I wiggled it, I banged it, did the procedure through again (twice), then finally let my little embarrassed face get back in the car and drive away as fast as I could. Humiliation in the first degree! Of course I still needed petrol, plus then I also began to panic. What if I was on CCTV looking as if I’d burned off without paying?
Finally, however, sheer stubbornness set in and I thought, “No, damn it, I shall not be beaten!” Bravely I returned, went to a different pump and discovered the all important ‘pay at kiosk’ button – hey presto! Trust my luck, on my maiden voyage after a decade, I had picked the one where the sticker had fallen off.
Wow, barcode zapping
So yes, it is now possible to pay for things without actually feeling like you’ve paid for them at all. You can even do this in the supermarket, wow! Barcode zapping your own goodies? If I’d suggested that in Tesco 10 years ago I’d have been whisked to security for potential shoplifting.

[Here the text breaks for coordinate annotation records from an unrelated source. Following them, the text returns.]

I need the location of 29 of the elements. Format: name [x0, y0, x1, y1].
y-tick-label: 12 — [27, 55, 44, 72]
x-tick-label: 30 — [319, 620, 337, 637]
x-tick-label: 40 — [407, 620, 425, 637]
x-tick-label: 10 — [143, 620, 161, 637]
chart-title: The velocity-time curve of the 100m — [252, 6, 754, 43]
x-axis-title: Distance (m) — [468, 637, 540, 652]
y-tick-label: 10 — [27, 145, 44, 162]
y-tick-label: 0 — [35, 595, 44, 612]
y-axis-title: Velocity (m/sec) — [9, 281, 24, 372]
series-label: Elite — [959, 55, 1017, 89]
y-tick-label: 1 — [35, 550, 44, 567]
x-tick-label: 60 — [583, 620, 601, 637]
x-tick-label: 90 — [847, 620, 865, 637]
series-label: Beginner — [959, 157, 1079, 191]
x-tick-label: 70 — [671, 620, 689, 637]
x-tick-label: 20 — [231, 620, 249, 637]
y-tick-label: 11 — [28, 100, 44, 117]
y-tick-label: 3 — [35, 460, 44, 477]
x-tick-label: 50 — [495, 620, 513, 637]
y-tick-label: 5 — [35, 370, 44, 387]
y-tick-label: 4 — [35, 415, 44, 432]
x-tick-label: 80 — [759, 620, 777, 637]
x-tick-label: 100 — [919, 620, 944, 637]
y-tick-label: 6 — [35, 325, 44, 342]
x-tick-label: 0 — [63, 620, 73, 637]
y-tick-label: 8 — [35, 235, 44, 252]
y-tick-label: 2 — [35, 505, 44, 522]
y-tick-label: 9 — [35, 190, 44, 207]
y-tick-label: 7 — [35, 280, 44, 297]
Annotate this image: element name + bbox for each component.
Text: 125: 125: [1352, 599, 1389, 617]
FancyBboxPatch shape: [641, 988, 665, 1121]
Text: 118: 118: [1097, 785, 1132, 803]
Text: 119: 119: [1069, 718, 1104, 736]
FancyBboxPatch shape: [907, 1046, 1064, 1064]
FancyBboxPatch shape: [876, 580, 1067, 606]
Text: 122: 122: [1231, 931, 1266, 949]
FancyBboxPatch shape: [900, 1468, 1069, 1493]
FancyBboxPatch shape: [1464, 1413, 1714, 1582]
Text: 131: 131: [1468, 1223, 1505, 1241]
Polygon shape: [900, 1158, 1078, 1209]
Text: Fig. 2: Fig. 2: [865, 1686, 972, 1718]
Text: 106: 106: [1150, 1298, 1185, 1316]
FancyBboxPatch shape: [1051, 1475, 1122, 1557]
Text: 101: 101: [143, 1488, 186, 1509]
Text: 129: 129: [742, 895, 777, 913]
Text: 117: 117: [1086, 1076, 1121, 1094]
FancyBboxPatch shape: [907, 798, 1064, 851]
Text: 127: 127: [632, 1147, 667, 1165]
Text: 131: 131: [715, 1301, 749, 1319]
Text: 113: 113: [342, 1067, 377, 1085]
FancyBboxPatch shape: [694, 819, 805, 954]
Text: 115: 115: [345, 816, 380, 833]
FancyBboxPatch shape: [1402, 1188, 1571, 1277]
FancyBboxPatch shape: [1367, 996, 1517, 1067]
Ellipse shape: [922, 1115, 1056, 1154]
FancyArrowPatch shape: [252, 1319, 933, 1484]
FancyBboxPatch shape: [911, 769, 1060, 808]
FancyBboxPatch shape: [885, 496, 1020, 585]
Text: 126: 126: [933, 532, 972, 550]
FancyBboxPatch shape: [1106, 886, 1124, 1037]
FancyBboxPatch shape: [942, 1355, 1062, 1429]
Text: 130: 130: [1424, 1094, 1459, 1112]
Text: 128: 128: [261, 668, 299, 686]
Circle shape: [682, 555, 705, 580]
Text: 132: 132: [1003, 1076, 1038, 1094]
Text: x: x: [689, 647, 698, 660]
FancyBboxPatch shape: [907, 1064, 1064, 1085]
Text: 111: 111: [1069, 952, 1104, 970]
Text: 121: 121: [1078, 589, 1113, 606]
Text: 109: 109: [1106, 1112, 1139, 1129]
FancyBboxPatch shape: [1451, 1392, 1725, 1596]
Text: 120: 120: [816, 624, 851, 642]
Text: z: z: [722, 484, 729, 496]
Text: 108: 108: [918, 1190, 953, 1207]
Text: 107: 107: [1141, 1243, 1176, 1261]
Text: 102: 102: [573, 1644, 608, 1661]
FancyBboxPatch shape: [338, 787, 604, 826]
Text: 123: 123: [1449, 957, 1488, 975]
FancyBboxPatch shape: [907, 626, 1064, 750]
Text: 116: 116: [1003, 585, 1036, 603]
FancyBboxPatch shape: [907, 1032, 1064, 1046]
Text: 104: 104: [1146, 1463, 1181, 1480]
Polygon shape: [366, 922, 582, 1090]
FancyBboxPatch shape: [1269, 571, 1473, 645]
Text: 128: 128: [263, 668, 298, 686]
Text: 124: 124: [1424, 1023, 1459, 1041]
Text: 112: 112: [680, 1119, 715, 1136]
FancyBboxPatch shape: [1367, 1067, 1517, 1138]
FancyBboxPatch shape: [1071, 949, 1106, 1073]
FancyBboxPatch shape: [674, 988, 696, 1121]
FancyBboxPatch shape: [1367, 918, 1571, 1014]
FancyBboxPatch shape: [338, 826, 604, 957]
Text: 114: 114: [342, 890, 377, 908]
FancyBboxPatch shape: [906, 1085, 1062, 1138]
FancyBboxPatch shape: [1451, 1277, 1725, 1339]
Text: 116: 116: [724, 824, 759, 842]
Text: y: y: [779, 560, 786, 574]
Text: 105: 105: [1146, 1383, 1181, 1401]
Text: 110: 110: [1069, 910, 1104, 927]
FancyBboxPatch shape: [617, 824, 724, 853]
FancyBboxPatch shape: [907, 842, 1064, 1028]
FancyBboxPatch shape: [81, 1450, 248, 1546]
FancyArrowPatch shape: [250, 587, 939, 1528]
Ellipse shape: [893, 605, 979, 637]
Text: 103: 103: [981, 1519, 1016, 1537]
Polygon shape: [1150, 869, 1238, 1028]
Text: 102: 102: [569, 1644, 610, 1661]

The only theft now, it seems, is the prices themselves. Inflation sure has been busy while I rested. I find myself frequently handing over to Mum what I consider to be ample or, at worst, certainly adequate funds for my shopping, only to witness hysterical laughter, followed by her saying, “You are joking darling, aren’t you?”
It’s not just material things like shopping that have changed, though – whole places have, too. The first time I went to my local town again, I literally didn’t recognise where I was. There was a totally new road system. I felt like a tourist in my own homeland. Then I discovered a flyover and multi-storey car park.
It was as if the town had had a whole new face lift and become up-market. It gave off the air of a place to be reckoned with, bursting with confidence and change. I, on the other hand, felt awkward, not recognising anywhere I used to go.
I asked my friends where everyone hung out now. Their replies sounded foreign: “Well, no-one goes to Dr Thirsty’s anymore, not since The Zone has opened.” Dr Thirsty’s? I didn’t even know the old hangouts, let alone the new places.
Trendy again
Fashion is a bizarre concept, too. Get out of the loop for a few years and boy, do people’s outfits look odd. I guess if you hibernate long enough, with fashion trends repeating you could actually find your whole wardrobe was trendy again. I wasn’t this lucky, however. I have spent (‘spent’ being the operative word here) the last year gradually updating my wardrobe to eliminate visits from the fashion police.
Happenings have occurred that I never would have dreamt possible 10 years ago. Who would have put a wager on the extinction of Woolworths, for starters? Or the banning of smoking in public places?
Travel hasn’t stood still, either. They tell me map reading is a thing of the past now: cue “welcome to the world of sat nav.” A wonderful invention without a doubt, but I question whether its creators paused to fully examine the consequences of this driving revolution on real people’s lives. Bang goes the “I got lost” excuse when running late for a meeting. Sat nav could be responsible for literally thousands of job losses – no wonder we have hit a recession!
What I’m trying to say is, stupidly perhaps, I didn’t expect all this. I thought about getting well, about getting stronger and picking my life back up, but I never thought about how it would actually be when I did. Being able to was such a hurdle that the rest never crossed my mind. Silly really, given that the only sure thing is change. I shall choose to see this as a positive, however, for I am seeing things again through the eyes of a newborn. Not many people have a justifiable reason to say, “It’s life, Jim, but not as we know it” now, do they?